链接:https://arc103.contest.atcoder.jp/tasks/arc103_b
题意:
给n个点,坐标范围1e9, 让你构造出m条边,(m <= 40)每条边可以有上下左右四个方向,长度 < 1e12,目的是这m条边可以达到任意一个点(respectively),问能不能构造出来,能就输出,不能输出-1.
解题思路:
首先容易想到输出-1的情况,每个点横纵坐标相加的奇偶性得是一样的,不然构造不出来
能构造出来的情况:
不妨假设坐标和为奇数
选出这些边:{1, 2, 4, 8, ... , 2 ^ k },先考虑只有1的情况,可到达点(0, 1), (1, 0), (0, -1), (-1, 0),加上2,可加上到达(0, 3), (0, -3), (3, 0), (-3, 0), (2, 1), (1, 2), (-1, 2), (-2, 1), (-2, -1), (-1, -2), (1, -2), (2, -1),画出来,发现是顶点为(3, 0), (-3, 0), (0, 3), (0, -3)的正方形上的所有整点。
By induction, 有了这些点,可以到达顶点为(2^(k+1)−1,0),(−2^(k+1)+1,0),(0,2^(k+1)−1),(0,−2(^k+1)+1)上的所有整点。

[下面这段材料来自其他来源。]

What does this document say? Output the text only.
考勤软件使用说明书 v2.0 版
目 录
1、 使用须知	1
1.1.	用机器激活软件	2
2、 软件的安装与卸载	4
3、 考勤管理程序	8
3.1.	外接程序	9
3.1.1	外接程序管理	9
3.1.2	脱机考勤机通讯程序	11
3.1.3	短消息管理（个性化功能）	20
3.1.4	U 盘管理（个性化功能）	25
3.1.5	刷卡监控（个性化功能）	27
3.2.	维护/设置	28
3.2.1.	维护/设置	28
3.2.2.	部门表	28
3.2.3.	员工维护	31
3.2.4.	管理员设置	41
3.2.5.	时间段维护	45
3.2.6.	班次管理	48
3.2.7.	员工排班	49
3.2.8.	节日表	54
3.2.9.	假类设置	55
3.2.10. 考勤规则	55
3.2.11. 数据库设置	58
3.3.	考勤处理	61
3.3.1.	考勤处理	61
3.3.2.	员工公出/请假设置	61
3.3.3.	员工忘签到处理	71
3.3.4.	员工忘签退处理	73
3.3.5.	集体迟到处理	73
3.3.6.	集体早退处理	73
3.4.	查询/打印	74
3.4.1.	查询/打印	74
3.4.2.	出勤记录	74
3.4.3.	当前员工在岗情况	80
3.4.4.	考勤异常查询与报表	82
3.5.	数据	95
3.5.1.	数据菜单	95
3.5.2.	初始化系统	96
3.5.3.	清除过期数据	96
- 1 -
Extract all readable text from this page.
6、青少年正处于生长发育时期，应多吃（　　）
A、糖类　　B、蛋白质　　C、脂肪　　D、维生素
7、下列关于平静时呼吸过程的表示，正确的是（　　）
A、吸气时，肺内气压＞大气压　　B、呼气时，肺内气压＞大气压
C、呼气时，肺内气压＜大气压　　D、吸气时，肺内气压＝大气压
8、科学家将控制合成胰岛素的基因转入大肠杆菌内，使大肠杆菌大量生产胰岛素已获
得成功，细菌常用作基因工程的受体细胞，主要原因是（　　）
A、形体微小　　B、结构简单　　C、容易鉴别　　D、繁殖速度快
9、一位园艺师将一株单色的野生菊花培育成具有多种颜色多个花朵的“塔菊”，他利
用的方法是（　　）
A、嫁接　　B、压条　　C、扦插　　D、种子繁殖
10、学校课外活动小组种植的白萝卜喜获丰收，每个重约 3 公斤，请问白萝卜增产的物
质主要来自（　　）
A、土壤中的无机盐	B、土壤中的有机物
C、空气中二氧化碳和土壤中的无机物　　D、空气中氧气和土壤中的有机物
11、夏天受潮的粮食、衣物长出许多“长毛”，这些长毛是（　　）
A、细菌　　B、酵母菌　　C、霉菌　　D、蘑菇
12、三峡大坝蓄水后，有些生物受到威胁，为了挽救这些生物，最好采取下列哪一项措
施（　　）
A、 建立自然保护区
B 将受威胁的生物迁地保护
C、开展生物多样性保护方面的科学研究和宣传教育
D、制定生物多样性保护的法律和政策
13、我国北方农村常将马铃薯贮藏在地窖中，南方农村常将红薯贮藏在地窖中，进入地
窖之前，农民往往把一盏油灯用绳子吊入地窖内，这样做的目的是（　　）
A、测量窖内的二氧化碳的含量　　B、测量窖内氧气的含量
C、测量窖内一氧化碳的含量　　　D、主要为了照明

刚刚假设了坐标和为奇数,对于偶数,只需要加一个边长为1的边即可。
然后贪心边长从长到短来安排方向即可
Ac Code:
#include<set>
#include<map>
#include<cmath>
#include<ctime>
#include<queue>
#include<stack>
#include<cstdio>
#include<string>
#include<vector>
#include<cstdlib>
#include<cstring>
#include<iomanip>
#include<iostream>
#include<algorithm>
#define fi first
#define se second
#define pb push_back
#define lowbit(x) x&(-x)
#define PII pair<int, int>
#define all(x) x.begin(), x.end()
#define FAST ios::sync_with_stdio(false); cin.tie(0); cout.tie(0)
typedef long long ll;
const ll inf = 1e18;
const int mod = (int)1e9 + 7;
const int maxn = (int)1e3 + 5;
using namespace std;
#define int ll
struct node{
int x, y;
}a[maxn];
int d[50];
int dir[4][2] = { {-1, 0}, {1, 0}, {0, 1}, {0, -1} };
string s = "LRUD";
int n, cnt = 0;
int dis(int x1, int y1, int x2, int y2){
return abs(x1 - x2) + abs(y1 - y2);
}
void work(int x, int y){
node now;
now.x = now.y = 0;
for(int i = 1; i <= cnt; i++){
int Min = inf;
int pos = 0;
for(int j = 0; j < 4; j++){
int tx = now.x + dir[j][0] * d[i], ty = now.y + dir[j][1] * d[i];
int t = dis(tx, ty, x, y);
if(Min > t) Min = t, pos = j;
}
now.x += d[i] * dir[pos][0], now.y += d[i] * dir[pos][1];
putchar(s[pos]);
}
puts("");
}
int32_t main()
{
scanf("%lld", &n);
for(int i = 1; i <= n; i++){
scanf("%lld %lld", &a[i].x, &a[i].y);
if((abs(a[i].x + a[i].y) & 1) != (abs(a[1].x + a[1].y) & 1)) return 0 * puts("-1");
}
for(int i = 30; i >= 0; i--){
d[++cnt] = 1 << i;
}
if((a[1].x + a[1].y) % 2 == 0) d[++cnt] = 1;
printf("%lld\n", cnt);
for(int i = 1; i < cnt; i++)
printf("%lld ", d[i]);
printf("%lld\n", d[cnt]);
for(int i = 1; i <= n; i++){
work(a[i].x, a[i].y);
}
return 0;
}
over